Monday, January 19, 2015

Dow Jumps 275 Points as Dovish Fed Minutes Lift Stocks

A dovish dose of the Fed was just what the stock market needed today.

Agence France-Presse/Getty Images

The S&P 500 soared 1.8% to 1,968.89, while the Dow Jones Industrial Average jumped 274.83 points, or 1.6%, to 16,994.22. The Nasdaq Composite climbed 1.9% to 4,468.59 and the small-company Russell 2000 rallied 1.9% to 1,097.12. Stocks were down earlier today.

Boosting the market this afternoon: The minutes from the last Fed meeting, which show those in favor of easy money still in control.
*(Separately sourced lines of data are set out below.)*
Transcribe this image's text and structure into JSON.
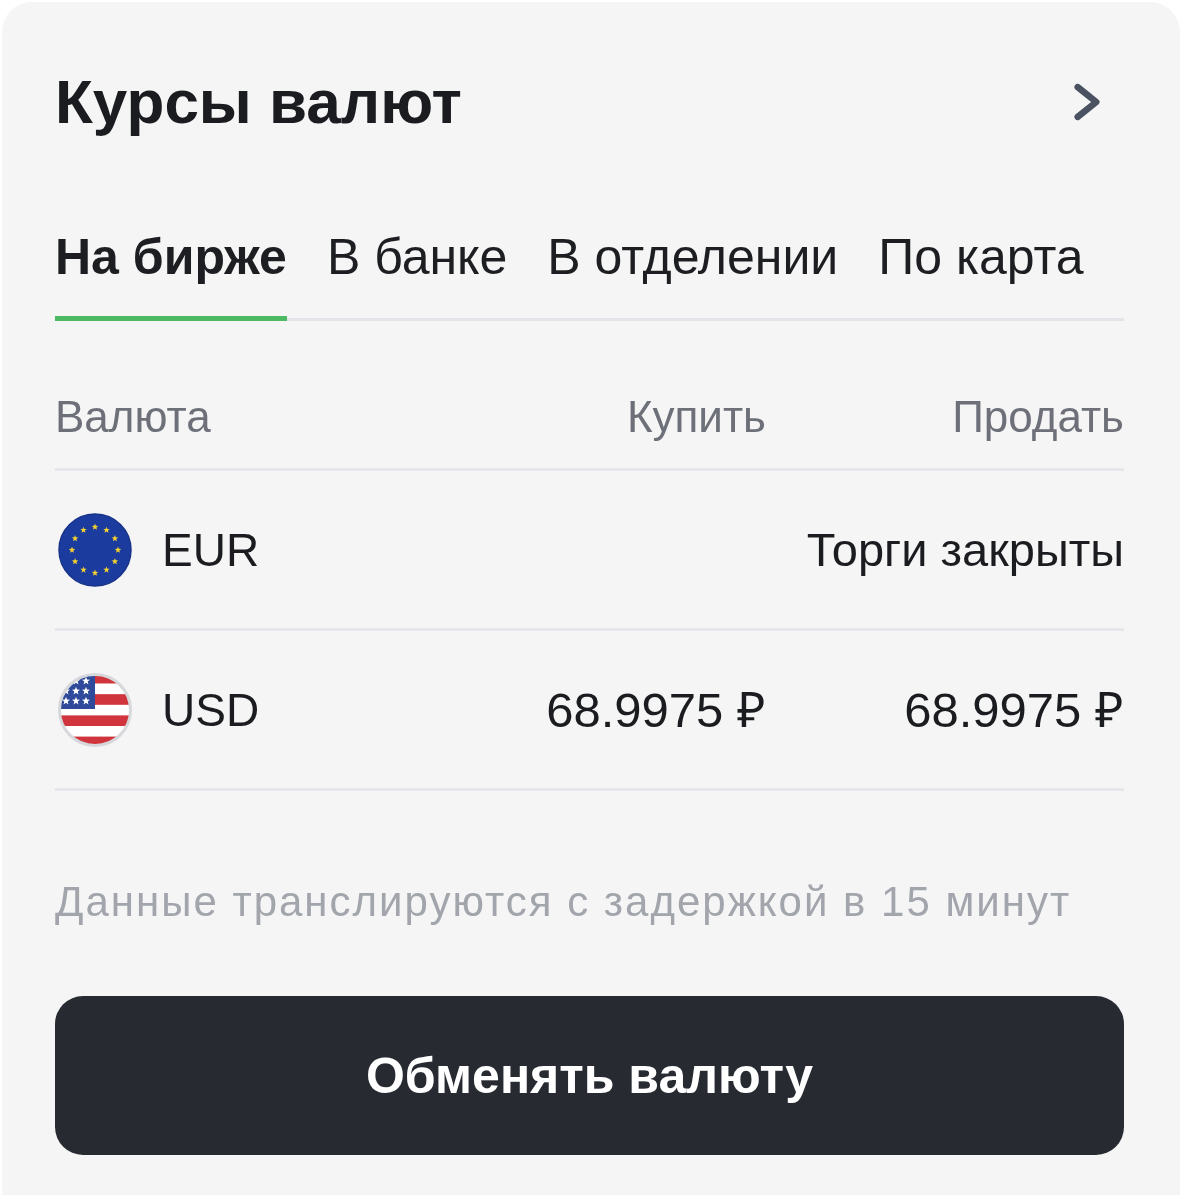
{
  "header": {
    "title": "Курсы валют"
  },
  "tabs": [
    {
      "label": "На бирже",
      "selected": true
    },
    {
      "label": "В банке",
      "selected": false
    },
    {
      "label": "В отделении",
      "selected": false
    },
    {
      "label": "По карта",
      "selected": false
    }
  ],
  "table": {
    "columns": [
      "Валюта",
      "Купить",
      "Продать"
    ],
    "rows": [
      {
        "kind": "closed",
        "currency": "EUR",
        "status": "Торги закрыты"
      },
      {
        "kind": "quoted",
        "currency": "USD",
        "buy": "68.9975 ₽",
        "sell": "68.9975 ₽"
      }
    ]
  },
  "note": "Данные транслируются с задержкой в 15 минут",
  "button": {
    "label": "Обменять валюту"
  }
}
The Lindsey Group’s Peter Boockvar explains:

Bottom line, there are a lot of differing opinions in the minutes and we can all take out what suits us but markets love any hint that the doves are in control and they certainly got that continued sense within the minutes. But, the unemployment data continues to work against those who want to keep rates at zero as since these minutes, the unemployment rate fell again to 5.9% (now at their year end target), the participation rate fell again (decline not cyclical but structural) and there was another big increase in the amount of job openings.

Whether this is the beginning of the next leg higher or just a bounce before further pain will depend on the economic data, write ISI Group’s Dennis DeBusschere:

Seems like a short term positive for market as [the Fed] agreed they would begin raising interest rates only when measures of the economy’s health and inflation signaled the time was right. They also mentioned global weakness and strong USD. As we noted in an FYI earlier today, given the growth worries of late, anything on the easier policy side from the Fed could help stem the USD advance and help risk assets bounce short term. That being said, it is important that growth improves, inflation expectations move higher and cyclical factors lead the market higher on any bounce or it will likely be a fade.

And isn’t that what the Fed has been saying all along?